READER-WRITER TIME DILATION

I was reading something earlier, that I wrote last summer. It wasn’t a thing that went anywhere, just thoughts really - though I did have an audience in mind so it was formatted to that effect.

I was recapping the story of the last ten years or so - in what turned out to be whistle stop fashion. Some of the points I made flew by with the narrative. Some made me raise an eyebrow, and some made chuckle. Not many though - and all the beats I’d obviously written in as humorous... suddenly came across as flat and mistimed.

(You know where I’m going with this, don’t you?)

It’s that old thing; when I was young I’d flick back through my daily diaries at night. Thick biro bobbled along the lines, on and through February, January, 1993, 92, 91: scrawls and scrawls of me filling each page with how I felt about friends, about school, about church, about punctuation, all in the same cringey blue ink. “How could I have been so young, so immature, so twelve?” my thirteen year old brain would wonder, gently clutching the blue pen (I thought) like Da Vinci over the newest blank page of unwritten genius.

I got the same dull feeling today, reading last year’s notes. I would rewrite the whole thing if I were to start again! Edit, edit, edit, edit! And yet at the time I remember... I was absolutely happy with it.

Time is clearly flowing differently when you write. It’s much slower; thoughts happen in between the words, little moments of subtext that you have chance to pursue as they dart along the dilated train of thought. You can twist grammar, bend the syntax, make long sentences that might tumble out of your mouth, and the voice in your head judges it well.

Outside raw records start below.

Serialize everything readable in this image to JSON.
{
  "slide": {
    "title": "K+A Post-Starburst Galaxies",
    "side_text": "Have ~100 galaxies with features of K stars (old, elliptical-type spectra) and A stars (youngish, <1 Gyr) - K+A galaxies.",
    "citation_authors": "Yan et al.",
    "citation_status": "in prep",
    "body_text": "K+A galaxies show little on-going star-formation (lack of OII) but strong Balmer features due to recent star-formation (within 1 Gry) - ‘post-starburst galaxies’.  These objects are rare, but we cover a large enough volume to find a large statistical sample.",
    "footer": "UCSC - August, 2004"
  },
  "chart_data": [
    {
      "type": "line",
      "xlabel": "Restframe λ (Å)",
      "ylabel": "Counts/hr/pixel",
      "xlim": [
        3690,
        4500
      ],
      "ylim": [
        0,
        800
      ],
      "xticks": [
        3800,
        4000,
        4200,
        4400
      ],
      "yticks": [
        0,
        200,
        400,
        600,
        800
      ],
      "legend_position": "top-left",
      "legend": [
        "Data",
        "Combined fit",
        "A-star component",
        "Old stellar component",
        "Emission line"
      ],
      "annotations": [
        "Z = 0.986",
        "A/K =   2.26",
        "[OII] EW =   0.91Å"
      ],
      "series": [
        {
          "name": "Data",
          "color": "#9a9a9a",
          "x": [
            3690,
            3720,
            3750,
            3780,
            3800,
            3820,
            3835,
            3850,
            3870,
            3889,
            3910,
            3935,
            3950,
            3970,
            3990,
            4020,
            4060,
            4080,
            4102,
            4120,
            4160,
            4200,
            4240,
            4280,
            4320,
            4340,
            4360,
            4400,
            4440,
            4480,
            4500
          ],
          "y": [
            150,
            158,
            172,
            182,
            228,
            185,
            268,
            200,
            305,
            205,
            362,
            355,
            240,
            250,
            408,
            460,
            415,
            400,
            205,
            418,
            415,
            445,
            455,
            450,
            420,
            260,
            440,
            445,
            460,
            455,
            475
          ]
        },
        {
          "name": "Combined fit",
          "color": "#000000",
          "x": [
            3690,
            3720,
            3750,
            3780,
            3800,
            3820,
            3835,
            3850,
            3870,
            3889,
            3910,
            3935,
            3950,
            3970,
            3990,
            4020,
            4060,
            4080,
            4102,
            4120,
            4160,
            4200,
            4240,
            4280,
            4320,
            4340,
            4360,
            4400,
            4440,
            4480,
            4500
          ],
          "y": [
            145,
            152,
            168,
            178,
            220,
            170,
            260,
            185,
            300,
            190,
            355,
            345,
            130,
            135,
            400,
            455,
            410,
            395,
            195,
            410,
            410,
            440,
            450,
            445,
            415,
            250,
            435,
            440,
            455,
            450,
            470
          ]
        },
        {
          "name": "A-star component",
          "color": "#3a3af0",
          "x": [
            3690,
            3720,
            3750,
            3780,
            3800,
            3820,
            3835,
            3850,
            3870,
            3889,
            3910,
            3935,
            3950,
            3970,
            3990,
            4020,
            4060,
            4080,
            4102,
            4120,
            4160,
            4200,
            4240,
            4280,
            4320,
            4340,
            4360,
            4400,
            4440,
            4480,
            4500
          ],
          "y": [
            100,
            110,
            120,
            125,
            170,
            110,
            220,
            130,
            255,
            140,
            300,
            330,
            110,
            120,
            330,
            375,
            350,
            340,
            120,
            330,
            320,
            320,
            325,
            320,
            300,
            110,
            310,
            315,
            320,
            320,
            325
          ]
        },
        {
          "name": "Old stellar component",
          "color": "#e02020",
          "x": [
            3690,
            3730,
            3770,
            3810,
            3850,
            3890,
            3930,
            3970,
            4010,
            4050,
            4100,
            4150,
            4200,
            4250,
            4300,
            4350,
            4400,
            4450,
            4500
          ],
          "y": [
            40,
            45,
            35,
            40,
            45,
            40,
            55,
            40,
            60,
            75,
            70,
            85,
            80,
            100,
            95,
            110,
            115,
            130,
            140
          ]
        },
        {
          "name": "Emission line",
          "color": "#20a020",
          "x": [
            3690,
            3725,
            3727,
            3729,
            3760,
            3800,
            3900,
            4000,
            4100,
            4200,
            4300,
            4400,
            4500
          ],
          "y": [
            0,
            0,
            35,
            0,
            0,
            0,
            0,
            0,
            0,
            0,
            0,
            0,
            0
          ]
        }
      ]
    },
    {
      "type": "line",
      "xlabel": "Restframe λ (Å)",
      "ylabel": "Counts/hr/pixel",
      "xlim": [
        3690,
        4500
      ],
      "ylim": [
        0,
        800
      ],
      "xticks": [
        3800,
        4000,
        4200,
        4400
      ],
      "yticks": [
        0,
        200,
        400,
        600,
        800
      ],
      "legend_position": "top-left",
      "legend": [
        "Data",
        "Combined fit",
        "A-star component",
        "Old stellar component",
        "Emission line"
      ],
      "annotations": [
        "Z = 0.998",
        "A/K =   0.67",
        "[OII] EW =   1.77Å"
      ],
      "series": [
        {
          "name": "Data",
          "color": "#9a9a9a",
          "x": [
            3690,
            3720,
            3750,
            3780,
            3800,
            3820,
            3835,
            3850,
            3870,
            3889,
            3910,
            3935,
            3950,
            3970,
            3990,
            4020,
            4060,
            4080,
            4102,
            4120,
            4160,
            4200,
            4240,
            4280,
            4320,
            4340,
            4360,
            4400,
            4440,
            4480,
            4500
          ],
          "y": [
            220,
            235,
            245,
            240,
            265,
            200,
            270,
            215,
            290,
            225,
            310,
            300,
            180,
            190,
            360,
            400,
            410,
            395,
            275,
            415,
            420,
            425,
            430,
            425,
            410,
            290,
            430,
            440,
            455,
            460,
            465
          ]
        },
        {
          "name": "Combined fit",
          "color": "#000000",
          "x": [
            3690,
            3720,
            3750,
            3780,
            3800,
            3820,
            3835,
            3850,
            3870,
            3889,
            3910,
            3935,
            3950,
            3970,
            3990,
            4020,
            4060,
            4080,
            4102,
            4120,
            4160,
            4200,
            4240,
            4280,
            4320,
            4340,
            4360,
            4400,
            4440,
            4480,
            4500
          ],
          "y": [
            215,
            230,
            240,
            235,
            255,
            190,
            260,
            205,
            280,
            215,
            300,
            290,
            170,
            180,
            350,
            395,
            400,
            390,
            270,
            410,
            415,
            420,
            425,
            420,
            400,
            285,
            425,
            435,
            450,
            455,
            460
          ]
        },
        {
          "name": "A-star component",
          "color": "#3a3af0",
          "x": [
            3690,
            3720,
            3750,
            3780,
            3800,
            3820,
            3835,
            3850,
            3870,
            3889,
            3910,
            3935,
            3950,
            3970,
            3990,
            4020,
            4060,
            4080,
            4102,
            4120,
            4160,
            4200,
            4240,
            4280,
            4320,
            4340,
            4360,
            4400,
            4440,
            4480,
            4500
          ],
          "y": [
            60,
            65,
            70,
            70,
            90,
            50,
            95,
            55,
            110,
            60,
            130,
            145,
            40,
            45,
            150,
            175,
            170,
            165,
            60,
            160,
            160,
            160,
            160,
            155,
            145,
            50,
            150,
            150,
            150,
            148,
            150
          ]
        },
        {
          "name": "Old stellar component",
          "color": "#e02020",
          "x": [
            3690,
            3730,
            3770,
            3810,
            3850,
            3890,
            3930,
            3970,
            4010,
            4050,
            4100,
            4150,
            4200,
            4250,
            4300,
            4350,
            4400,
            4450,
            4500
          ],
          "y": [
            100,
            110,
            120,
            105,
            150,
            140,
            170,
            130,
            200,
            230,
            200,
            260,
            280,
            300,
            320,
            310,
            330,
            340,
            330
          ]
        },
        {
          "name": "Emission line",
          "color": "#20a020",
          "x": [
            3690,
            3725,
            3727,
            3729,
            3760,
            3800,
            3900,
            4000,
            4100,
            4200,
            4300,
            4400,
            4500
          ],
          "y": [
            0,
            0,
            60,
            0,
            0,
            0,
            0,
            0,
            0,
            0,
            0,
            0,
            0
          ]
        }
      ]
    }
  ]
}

But your experience then is not the reader’s now. That’s a good lesson - it isn’t like recording a song or a melody on the piano; you have no real control over the playback speed. In text, the person at the other end is completely in charge of the sound desk, and by then there’s nothing you can do about it.

That’s why ten years flashed by today. All the nuanced story, the character development, the aches and pains I wanted to convey, not to mention my lame jokes and moments of wonder, all zipped on by like the 8:25 to Manchester. I was not engaged, and then I’d read the lot.

You see the irony don’t you? There’s every chance I’m making the same mistake right now. I guess you, and perhaps a future version of me who forgot this moment and wondered what this post had been about, might just be reading this a lot faster than I’m writing or thinking about it.

But I think I’ve reasoned that that’s okay. Just like me propped up in bed with my blue biro and my 1993 desk diary, this is simply practice. Finding a voice that feels right. Choosing words that swoop and glide, and a way of thinking that makes as much sense in 2023 as it might have done 30 years (or even 3) prior.

And maybe by 2023 I’ll have actually got there.

Until then I’m afraid, the cringeworthy scrawl and unfunny asides continue. And I do need the practice.